Pada kondisi standar, ada logo sesuai pompa yang diberi nyala lampu kuning atau oranye. Lampu itu akan menyala saat posisi kunci kontak sepeda motor ada pada posisi ‘ On ‘, lalu disertai dengan tala kecil.  

Lampu tersebut juga sekaligus penanda situasi kendaraan roda dua yang hendak dipakai. Sehingga disarankan untuk pengguna sepeda motor tak langsung menekan tombol ‘start’, untuk menyalakan mesin ketika indikator tersebut belum padam.

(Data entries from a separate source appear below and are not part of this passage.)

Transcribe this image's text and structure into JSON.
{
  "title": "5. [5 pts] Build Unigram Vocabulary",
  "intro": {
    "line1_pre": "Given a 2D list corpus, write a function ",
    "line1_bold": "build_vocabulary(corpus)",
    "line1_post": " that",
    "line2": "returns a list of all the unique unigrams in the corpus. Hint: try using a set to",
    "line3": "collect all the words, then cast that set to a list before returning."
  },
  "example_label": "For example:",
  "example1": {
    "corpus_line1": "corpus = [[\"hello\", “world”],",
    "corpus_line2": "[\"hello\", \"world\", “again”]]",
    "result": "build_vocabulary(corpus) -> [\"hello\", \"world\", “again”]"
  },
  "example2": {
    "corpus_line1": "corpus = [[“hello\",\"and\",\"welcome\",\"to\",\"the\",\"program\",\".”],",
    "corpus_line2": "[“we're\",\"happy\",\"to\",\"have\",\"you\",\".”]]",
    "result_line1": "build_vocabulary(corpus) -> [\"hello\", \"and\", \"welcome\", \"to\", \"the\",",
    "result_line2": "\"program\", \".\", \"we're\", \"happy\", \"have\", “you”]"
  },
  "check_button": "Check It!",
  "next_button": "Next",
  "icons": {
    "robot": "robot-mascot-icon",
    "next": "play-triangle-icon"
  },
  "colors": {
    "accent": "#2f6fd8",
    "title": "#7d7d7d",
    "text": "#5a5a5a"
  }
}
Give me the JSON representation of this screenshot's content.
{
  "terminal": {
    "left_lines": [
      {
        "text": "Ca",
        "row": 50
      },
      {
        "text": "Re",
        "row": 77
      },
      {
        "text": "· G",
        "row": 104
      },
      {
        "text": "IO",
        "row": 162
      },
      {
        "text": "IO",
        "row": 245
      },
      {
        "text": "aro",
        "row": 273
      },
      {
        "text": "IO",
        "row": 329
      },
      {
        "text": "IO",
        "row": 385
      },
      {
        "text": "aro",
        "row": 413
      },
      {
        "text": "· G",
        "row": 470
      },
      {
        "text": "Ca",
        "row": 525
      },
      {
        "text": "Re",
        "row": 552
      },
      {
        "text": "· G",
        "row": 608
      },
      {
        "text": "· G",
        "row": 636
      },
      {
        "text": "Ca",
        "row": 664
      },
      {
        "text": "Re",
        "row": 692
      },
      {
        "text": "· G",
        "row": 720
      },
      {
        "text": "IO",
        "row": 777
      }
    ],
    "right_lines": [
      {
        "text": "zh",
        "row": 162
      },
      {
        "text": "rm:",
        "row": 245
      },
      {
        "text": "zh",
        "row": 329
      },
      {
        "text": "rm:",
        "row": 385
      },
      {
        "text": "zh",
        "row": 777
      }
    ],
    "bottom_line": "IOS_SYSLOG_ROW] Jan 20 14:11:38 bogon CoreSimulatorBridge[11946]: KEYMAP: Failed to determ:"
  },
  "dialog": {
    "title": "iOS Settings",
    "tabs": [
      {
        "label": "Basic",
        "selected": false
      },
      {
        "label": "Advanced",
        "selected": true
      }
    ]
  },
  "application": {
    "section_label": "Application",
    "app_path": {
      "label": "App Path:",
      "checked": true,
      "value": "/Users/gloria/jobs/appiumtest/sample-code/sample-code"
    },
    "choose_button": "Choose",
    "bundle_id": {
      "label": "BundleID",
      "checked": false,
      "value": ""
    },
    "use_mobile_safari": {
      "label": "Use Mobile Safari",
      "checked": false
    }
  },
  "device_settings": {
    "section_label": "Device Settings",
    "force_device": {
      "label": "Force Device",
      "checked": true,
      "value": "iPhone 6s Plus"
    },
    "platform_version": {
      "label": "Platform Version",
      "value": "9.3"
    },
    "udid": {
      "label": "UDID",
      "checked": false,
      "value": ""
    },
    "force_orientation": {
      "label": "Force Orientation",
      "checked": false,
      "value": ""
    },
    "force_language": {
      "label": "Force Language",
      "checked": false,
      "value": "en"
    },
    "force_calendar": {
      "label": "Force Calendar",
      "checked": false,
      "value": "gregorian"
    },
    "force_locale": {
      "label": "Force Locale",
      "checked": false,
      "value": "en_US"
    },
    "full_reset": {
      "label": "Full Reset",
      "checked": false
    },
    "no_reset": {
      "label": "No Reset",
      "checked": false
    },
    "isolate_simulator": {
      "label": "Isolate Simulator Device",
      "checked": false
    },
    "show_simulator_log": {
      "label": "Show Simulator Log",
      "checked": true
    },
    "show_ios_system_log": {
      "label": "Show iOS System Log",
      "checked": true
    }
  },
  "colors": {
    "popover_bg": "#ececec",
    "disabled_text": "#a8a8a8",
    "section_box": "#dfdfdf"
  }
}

Melansir dari 100KPJ, Rabu 25 November 2020, jika tersedia komponen injeksi atau terkait bentuk suplai bahan bakar bermasalah, biasanya lampu itu akan memberikan tanda. Wujudnya bisa berupa kedipan, atau bahkan lampu menyala terus masuk menyala.

Jumlah kedipan lampu injeksi dalam panel instrumen ternyata menjadi kode ada kerusakan yang terjadi pada sepeda motor. Saat terjadi tujuh kedipan saat motor dinyalakan, kemungkinan mesin kita mengalami masalah di bagian engine  oil  temperature atau engine  coolant  temperature .

Jika kedipannya berjumlah delapan, maka bisa jadi masalahnya hadir dari sensor Throttle Position . Sebab, dalam status normal lampu hanya menyala sekitar dua detik dan mati pra mesin dinyalakan.

Mengucapkan juga: Mobil Mercedes-Benz Dirombak Maka Toko Es Krim, Lucu Juga.